В марте 1921 года воинскую часть, в которой служил Александр, бросили на подавление Кронштадтского восстания. Ранним утром 8 марта их направили по льду Финского залива на штурм города-крепости без подготовки, без поддержки артиллерии, с одним стрелковым оружием. Из Кронштадта ответили артиллерийским и пулеметным огнем. Нападавших расстреливали в упор. Многие их тех, кого «бросили на кронштадтский лед» (по словам пролетарского поэта), погибли в той атаке. Сам Александр был ранен, получил сильную контузию и, кроме того, обморозился на льду, так как раненых подобрали не сразу.
Долго лежал он по госпиталям, выжил чудом и получил инвалидность первой группы. Когда Александр возвращался из госпиталя, а было это в сильный мороз, уже подойдя к дому, он так ослабел, что упал по дороге и начал замерзать. Вдруг его подняли на руки, куда-то понесли, и он оказался в светлой комнате, где слышалось церковное пение. Дядя Саша говорил, что никогда больше не слышал такого пения, истинно ангельского. Он то приходил в сознание, то снова засыпал. Сколько пробыл он в этом дивном месте, не мог точно сказать, но очнулся на той же дороге к дому, выздоровевшим и окрепшим.
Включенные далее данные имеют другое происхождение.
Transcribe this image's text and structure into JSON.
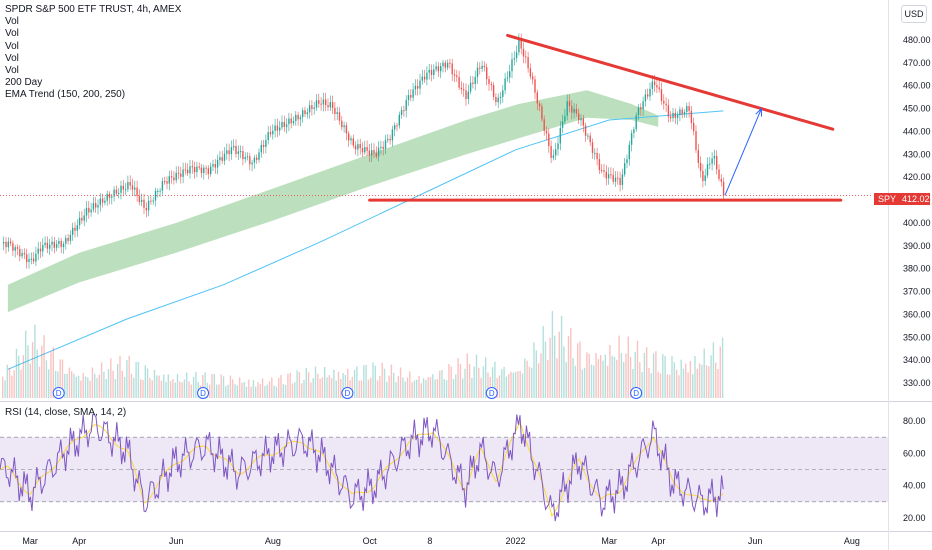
{
  "header": {
    "title": "SPDR S&P 500 ETF TRUST, 4h, AMEX",
    "indicators": [
      "Vol",
      "Vol",
      "Vol",
      "Vol",
      "Vol",
      "200 Day",
      "EMA Trend (150, 200, 250)"
    ],
    "currency": "USD"
  },
  "last_price": {
    "symbol": "SPY",
    "value": "412.02"
  },
  "rsi_panel": {
    "label": "RSI (14, close, SMA, 14, 2)"
  },
  "colors": {
    "up": "#26a69a",
    "down": "#ef5350",
    "resistance": "#e53935",
    "ema_band": "#a5d6a7",
    "ma200": "#4fc3f7",
    "rsi": "#7e57c2",
    "rsi_sma": "#fdd835",
    "rsi_band": "#ede7f6",
    "dividend": "#2962ff"
  },
  "chart_data": {
    "type": "line",
    "title": "SPDR S&P 500 ETF TRUST, 4h, AMEX",
    "x_ticks": [
      "Mar",
      "Apr",
      "Jun",
      "Aug",
      "Oct",
      "8",
      "2022",
      "Mar",
      "Apr",
      "Jun",
      "Aug"
    ],
    "price_axis": {
      "range": [
        325,
        487
      ],
      "ticks": [
        330,
        340,
        350,
        360,
        370,
        380,
        390,
        400,
        410,
        420,
        430,
        440,
        450,
        460,
        470,
        480
      ]
    },
    "price_series": {
      "name": "SPY",
      "x": [
        "2021-02-15",
        "2021-03-01",
        "2021-03-08",
        "2021-03-22",
        "2021-04-05",
        "2021-04-20",
        "2021-05-03",
        "2021-05-12",
        "2021-05-24",
        "2021-06-10",
        "2021-06-21",
        "2021-07-06",
        "2021-07-19",
        "2021-07-30",
        "2021-08-16",
        "2021-08-30",
        "2021-09-07",
        "2021-09-20",
        "2021-10-04",
        "2021-10-13",
        "2021-10-25",
        "2021-11-05",
        "2021-11-19",
        "2021-11-30",
        "2021-12-10",
        "2021-12-20",
        "2022-01-03",
        "2022-01-10",
        "2022-01-24",
        "2022-02-02",
        "2022-02-10",
        "2022-02-24",
        "2022-03-08",
        "2022-03-18",
        "2022-03-29",
        "2022-04-08",
        "2022-04-20",
        "2022-04-28",
        "2022-05-05",
        "2022-05-12"
      ],
      "y": [
        391,
        383,
        390,
        391,
        405,
        412,
        417,
        406,
        418,
        424,
        423,
        433,
        426,
        440,
        446,
        453,
        451,
        434,
        430,
        437,
        455,
        465,
        470,
        455,
        470,
        452,
        479,
        465,
        427,
        452,
        446,
        422,
        418,
        448,
        462,
        446,
        450,
        418,
        430,
        412
      ]
    },
    "ema_trend_band": {
      "x": [
        "2021-02-15",
        "2021-04-01",
        "2021-06-01",
        "2021-08-01",
        "2021-10-01",
        "2021-12-01",
        "2022-01-03",
        "2022-02-15",
        "2022-03-15",
        "2022-04-01"
      ],
      "upper": [
        373,
        387,
        400,
        415,
        430,
        445,
        452,
        458,
        452,
        447
      ],
      "lower": [
        361,
        374,
        387,
        401,
        416,
        430,
        437,
        446,
        445,
        442
      ]
    },
    "ma200": {
      "x": [
        "2021-02-15",
        "2021-05-01",
        "2021-07-01",
        "2021-09-01",
        "2021-11-01",
        "2022-01-01",
        "2022-03-01",
        "2022-05-12"
      ],
      "y": [
        336,
        358,
        373,
        392,
        412,
        432,
        445,
        449
      ]
    },
    "annotations": {
      "descending_resistance": {
        "x": [
          "2021-12-27",
          "2022-07-20"
        ],
        "y": [
          482,
          441
        ]
      },
      "horizontal_support": {
        "x": [
          "2021-10-01",
          "2022-07-25"
        ],
        "y": 410
      },
      "projection_arrow": {
        "x": [
          "2022-05-13",
          "2022-06-05"
        ],
        "y": [
          412,
          450
        ]
      },
      "dividend_markers": [
        "2021-03-19",
        "2021-06-18",
        "2021-09-17",
        "2021-12-17",
        "2022-03-18"
      ]
    },
    "volume": {
      "x": [
        "2021-02-15",
        "2021-03-01",
        "2021-04-01",
        "2021-05-01",
        "2021-06-01",
        "2021-07-01",
        "2021-08-01",
        "2021-09-01",
        "2021-10-01",
        "2021-11-01",
        "2021-12-01",
        "2022-01-01",
        "2022-01-25",
        "2022-02-15",
        "2022-03-07",
        "2022-03-25",
        "2022-04-15",
        "2022-05-12"
      ],
      "values": [
        30,
        60,
        25,
        35,
        22,
        20,
        18,
        28,
        30,
        22,
        35,
        30,
        70,
        45,
        55,
        40,
        38,
        50
      ]
    },
    "rsi": {
      "axis": {
        "range": [
          15,
          85
        ],
        "ticks": [
          20,
          40,
          60,
          80
        ]
      },
      "overbought": 70,
      "midline": 50,
      "oversold": 30,
      "x": [
        "2021-02-15",
        "2021-03-01",
        "2021-03-22",
        "2021-04-10",
        "2021-05-01",
        "2021-05-12",
        "2021-06-01",
        "2021-06-20",
        "2021-07-10",
        "2021-07-30",
        "2021-08-20",
        "2021-09-01",
        "2021-09-20",
        "2021-10-04",
        "2021-10-25",
        "2021-11-10",
        "2021-11-30",
        "2021-12-10",
        "2021-12-20",
        "2022-01-04",
        "2022-01-24",
        "2022-02-10",
        "2022-02-24",
        "2022-03-08",
        "2022-03-29",
        "2022-04-10",
        "2022-04-28",
        "2022-05-12"
      ],
      "y": [
        50,
        35,
        60,
        78,
        62,
        30,
        55,
        65,
        48,
        60,
        68,
        58,
        33,
        40,
        66,
        75,
        38,
        62,
        44,
        80,
        22,
        56,
        30,
        38,
        72,
        42,
        30,
        35
      ]
    }
  }
}
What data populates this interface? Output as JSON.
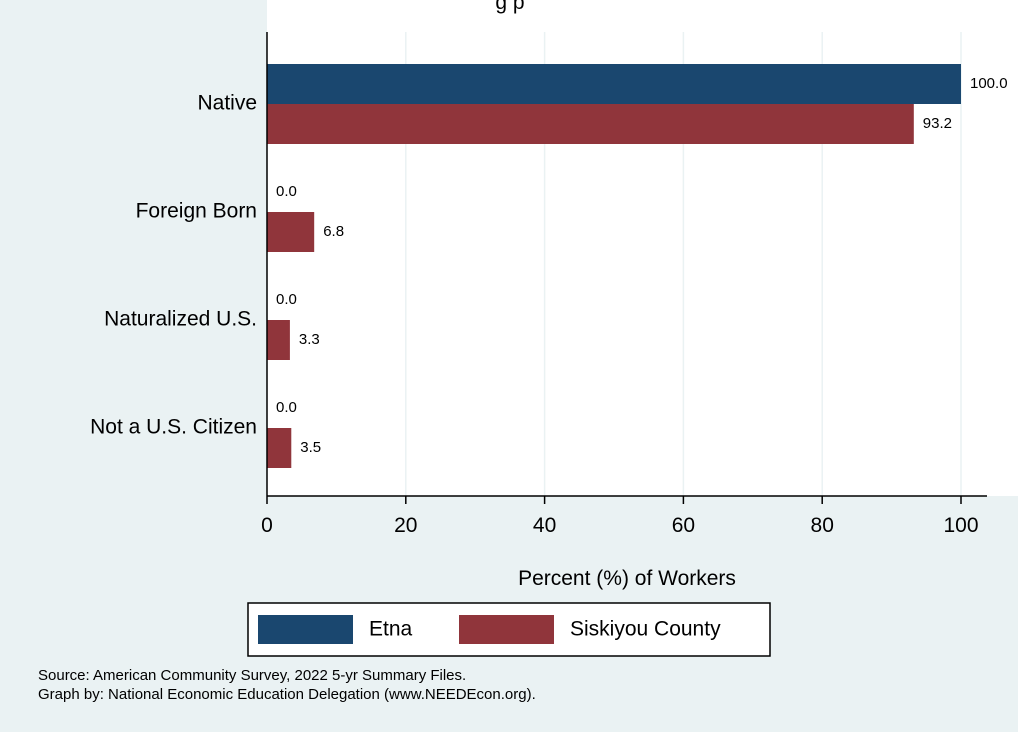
{
  "chart_data": {
    "type": "bar",
    "orientation": "horizontal",
    "title": "g               p",
    "xlabel": "Percent (%) of Workers",
    "ylabel": "",
    "categories": [
      "Native",
      "Foreign Born",
      "Naturalized U.S.",
      "Not a U.S. Citizen"
    ],
    "series": [
      {
        "name": "Etna",
        "color": "#1a476f",
        "values": [
          100.0,
          0.0,
          0.0,
          0.0
        ],
        "labels": [
          "100.0",
          "0.0",
          "0.0",
          "0.0"
        ]
      },
      {
        "name": "Siskiyou County",
        "color": "#90353b",
        "values": [
          93.2,
          6.8,
          3.3,
          3.5
        ],
        "labels": [
          "93.2",
          "6.8",
          "3.3",
          "3.5"
        ]
      }
    ],
    "xlim": [
      0,
      100
    ],
    "xticks": [
      0,
      20,
      40,
      60,
      80,
      100
    ],
    "grid": true,
    "legend_position": "bottom"
  },
  "notes": {
    "source": "Source: American Community Survey, 2022 5-yr Summary Files.",
    "credit": "Graph by: National Economic Education Delegation (www.NEEDEcon.org)."
  },
  "colors": {
    "background": "#eaf2f3",
    "plot_background": "#ffffff",
    "grid": "#eaf2f3"
  }
}
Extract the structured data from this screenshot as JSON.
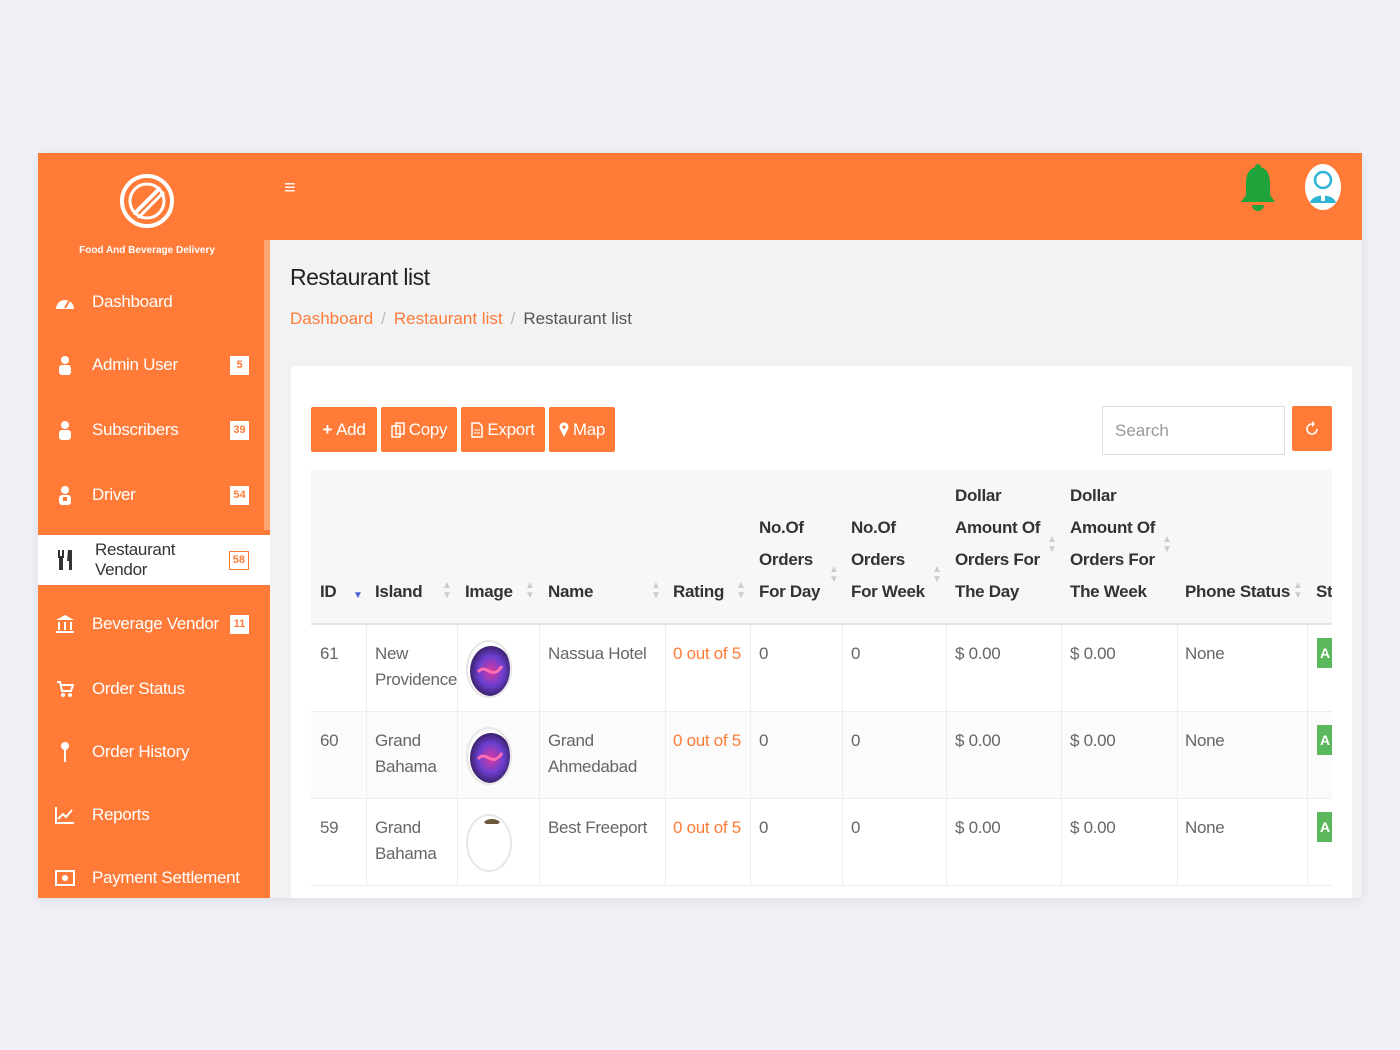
{
  "brand": {
    "name": "Food And Beverage Delivery"
  },
  "colors": {
    "primary": "#ff7b37",
    "bell": "#1fa33a",
    "sort_active": "#4a62d8",
    "status_active": "#5cb85c"
  },
  "sidebar": {
    "items": [
      {
        "label": "Dashboard",
        "icon": "dashboard-icon",
        "badge": ""
      },
      {
        "label": "Admin User",
        "icon": "user-icon",
        "badge": "5"
      },
      {
        "label": "Subscribers",
        "icon": "user-icon",
        "badge": "39"
      },
      {
        "label": "Driver",
        "icon": "driver-icon",
        "badge": "54"
      },
      {
        "label": "Restaurant Vendor",
        "icon": "cutlery-icon",
        "badge": "58",
        "active": true
      },
      {
        "label": "Beverage Vendor",
        "icon": "bank-icon",
        "badge": "11"
      },
      {
        "label": "Order Status",
        "icon": "cart-icon",
        "badge": ""
      },
      {
        "label": "Order History",
        "icon": "pin-icon",
        "badge": ""
      },
      {
        "label": "Reports",
        "icon": "chart-icon",
        "badge": ""
      },
      {
        "label": "Payment Settlement",
        "icon": "money-icon",
        "badge": ""
      }
    ]
  },
  "header": {
    "menu_icon": "hamburger-icon",
    "notification_icon": "bell-icon",
    "profile_icon": "avatar-icon"
  },
  "page": {
    "title": "Restaurant list",
    "breadcrumb": [
      "Dashboard",
      "Restaurant list",
      "Restaurant list"
    ]
  },
  "toolbar": {
    "add": "Add",
    "copy": "Copy",
    "export": "Export",
    "map": "Map",
    "search_placeholder": "Search"
  },
  "table": {
    "headers": {
      "id": "ID",
      "island": "Island",
      "image": "Image",
      "name": "Name",
      "rating": "Rating",
      "orders_day": [
        "No.Of",
        "Orders",
        "For Day"
      ],
      "orders_week": [
        "No.Of",
        "Orders",
        "For Week"
      ],
      "dollar_day": [
        "Dollar",
        "Amount Of",
        "Orders For",
        "The Day"
      ],
      "dollar_week": [
        "Dollar",
        "Amount Of",
        "Orders For",
        "The Week"
      ],
      "phone_status": "Phone Status",
      "status": "St"
    },
    "rows": [
      {
        "id": "61",
        "island": [
          "New",
          "Providence"
        ],
        "name": [
          "Nassua Hotel"
        ],
        "rating": "0 out of 5",
        "orders_day": "0",
        "orders_week": "0",
        "dollar_day": "$ 0.00",
        "dollar_week": "$ 0.00",
        "phone_status": "None",
        "status": "A"
      },
      {
        "id": "60",
        "island": [
          "Grand",
          "Bahama"
        ],
        "name": [
          "Grand",
          "Ahmedabad"
        ],
        "rating": "0 out of 5",
        "orders_day": "0",
        "orders_week": "0",
        "dollar_day": "$ 0.00",
        "dollar_week": "$ 0.00",
        "phone_status": "None",
        "status": "A"
      },
      {
        "id": "59",
        "island": [
          "Grand",
          "Bahama"
        ],
        "name": [
          "Best Freeport"
        ],
        "rating": "0 out of 5",
        "orders_day": "0",
        "orders_week": "0",
        "dollar_day": "$ 0.00",
        "dollar_week": "$ 0.00",
        "phone_status": "None",
        "status": "A"
      }
    ]
  }
}
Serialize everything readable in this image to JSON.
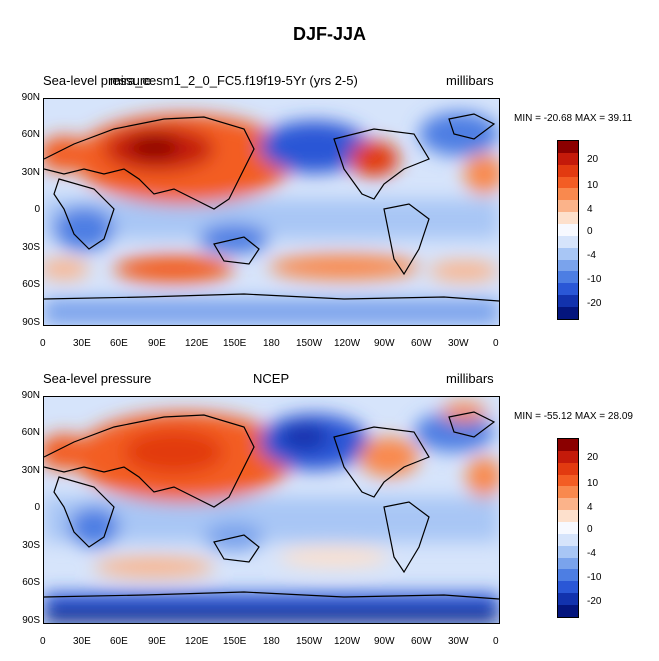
{
  "figure": {
    "title": "DJF-JJA"
  },
  "panels": [
    {
      "left_label": "Sea-level pressure",
      "center_label": "mira_cesm1_2_0_FC5.f19f19-5Yr (yrs 2-5)",
      "right_label": "millibars",
      "stats": "MIN = -20.68 MAX =  39.11"
    },
    {
      "left_label": "Sea-level pressure",
      "center_label": "NCEP",
      "right_label": "millibars",
      "stats": "MIN = -55.12 MAX =  28.09"
    }
  ],
  "axes": {
    "lat_ticks": [
      "90N",
      "60N",
      "30N",
      "0",
      "30S",
      "60S",
      "90S"
    ],
    "lon_ticks": [
      "0",
      "30E",
      "60E",
      "90E",
      "120E",
      "150E",
      "180",
      "150W",
      "120W",
      "90W",
      "60W",
      "30W",
      "0"
    ]
  },
  "colorbar": {
    "colors": [
      "#8b0000",
      "#c41a0a",
      "#e23a10",
      "#f35d24",
      "#f9894e",
      "#fbb38a",
      "#fde0cc",
      "#f7f9ff",
      "#d6e4fb",
      "#a8c6f5",
      "#7aa3ec",
      "#4d7ee3",
      "#2a57d6",
      "#1232ad",
      "#04157d"
    ],
    "labels": [
      "20",
      "10",
      "4",
      "0",
      "-4",
      "-10",
      "-20"
    ]
  }
}
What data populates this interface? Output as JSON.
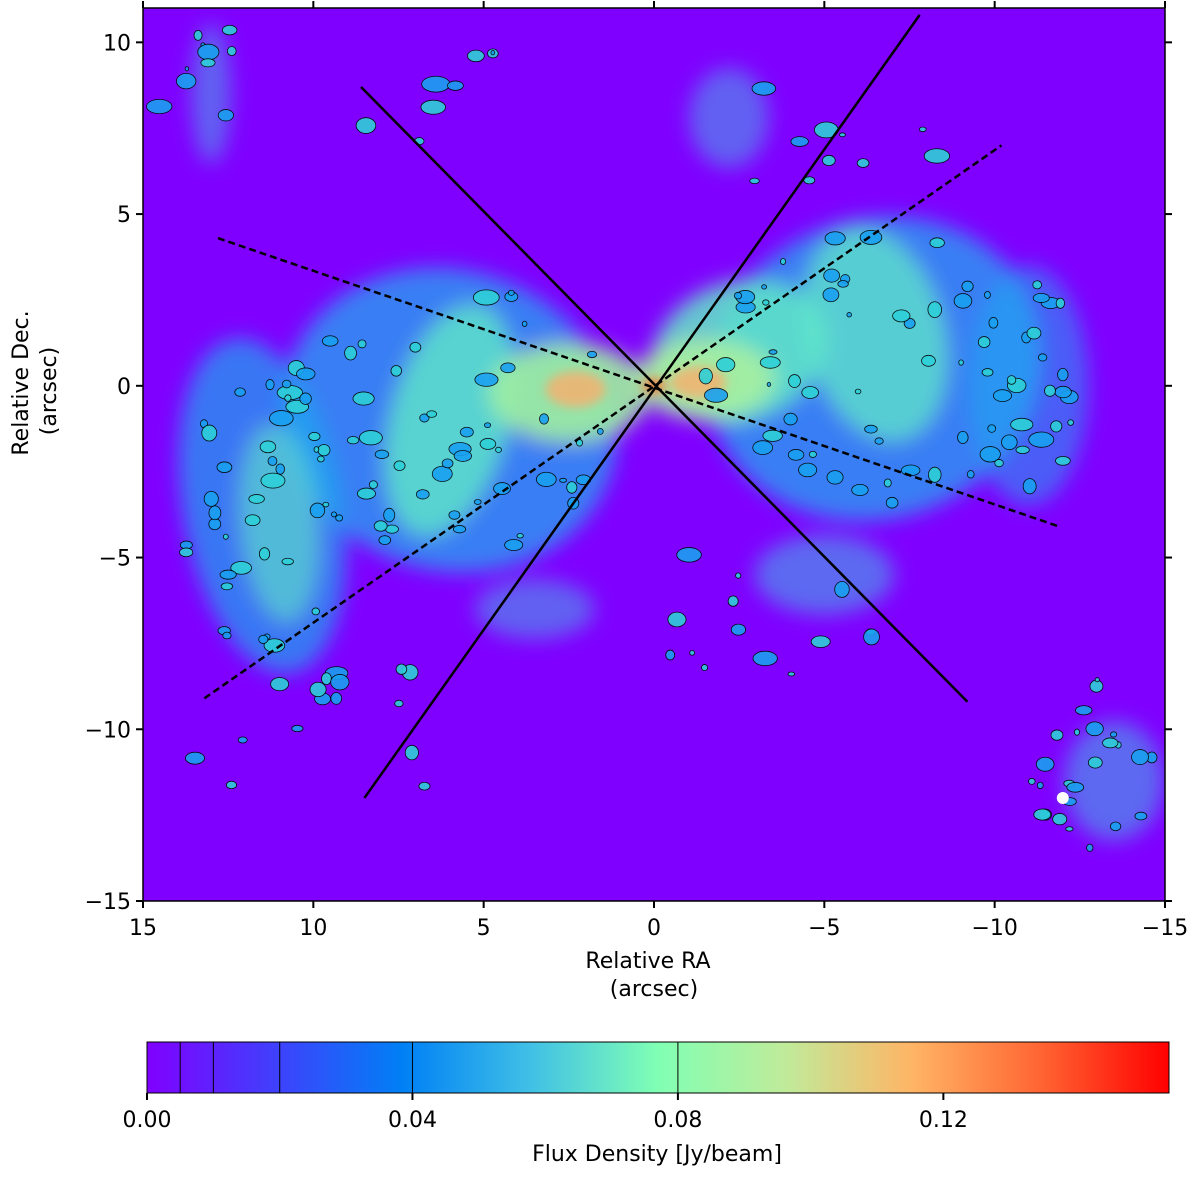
{
  "chart_data": {
    "type": "heatmap",
    "title": "",
    "xlabel": "Relative RA",
    "xlabel_unit": "(arcsec)",
    "ylabel": "Relative Dec.",
    "ylabel_unit": "(arcsec)",
    "xlim": [
      15,
      -15
    ],
    "ylim": [
      -15,
      11
    ],
    "x_ticks": [
      15,
      10,
      5,
      0,
      -5,
      -10,
      -15
    ],
    "x_tick_labels": [
      "15",
      "10",
      "5",
      "0",
      "−5",
      "−10",
      "−15"
    ],
    "y_ticks": [
      10,
      5,
      0,
      -5,
      -10,
      -15
    ],
    "y_tick_labels": [
      "10",
      "5",
      "0",
      "−5",
      "−10",
      "−15"
    ],
    "background_color": "#8000ff",
    "colormap": "rainbow",
    "lines": [
      {
        "style": "solid",
        "x": [
          8.6,
          -9.2
        ],
        "y": [
          8.7,
          -9.2
        ]
      },
      {
        "style": "solid",
        "x": [
          8.5,
          -7.8
        ],
        "y": [
          -12.0,
          10.8
        ]
      },
      {
        "style": "dashed",
        "x": [
          12.8,
          -11.9
        ],
        "y": [
          4.3,
          -4.1
        ]
      },
      {
        "style": "dashed",
        "x": [
          13.2,
          -10.2
        ],
        "y": [
          -9.1,
          7.0
        ]
      }
    ],
    "beam_marker": {
      "x": -12.0,
      "y": -12.0,
      "color": "#ffffff"
    },
    "colorbar": {
      "label": "Flux Density [Jy/beam]",
      "min": 0.0,
      "max": 0.154,
      "ticks": [
        0.0,
        0.04,
        0.08,
        0.12
      ],
      "tick_labels": [
        "0.00",
        "0.04",
        "0.08",
        "0.12"
      ],
      "contour_levels": [
        0.005,
        0.01,
        0.02,
        0.04,
        0.08
      ]
    }
  }
}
С того дня, когда он упал в снег на пути к дому, прошло более двух месяцев. Так Господь чудесно спас его от смерти. По возвращении из армии он женился на Елизавете, поселились они с женой в бывшей монастырской келье Кирилло-Белозерского монастыря. Родился у них сын Борис, умерший в 18 лет. Он работал экскурсоводом в Кирилловском музее. Рождение и раннюю смерть сына предсказал дяде Саше его духовный отец – епископ Череповецкий Тихон (Тихомиров; 1882–1955). Жена болела, и, в конце концов, ее парализовало. Очень скорбел дядя Саша, что пришлось отдать ее в инвалидный дом, так как он не мог за ней ухаживать из-за собственных болезней. Там жена и умерла, а сам дядя Саша продолжал жить в Кирилловской келье до самой кончины, последовавшей в 1987 году.
При новых встречах я неоднократно имел возможность убедиться в его даре прозорливости, который поразил меня на берегу Сиверского озера. К дяде Саше можно было посылать людей, даже не предупреждая письмом. Если человеку нужно было побывать у старца, он всегда выходил на озеро, сам встречал посланного человека и приглашал к себе на чай. Духовно близкие ему люди так и говорили: «Выйди к озеру, помолись и, если нужно для тебя, дядя Саша сам встретит».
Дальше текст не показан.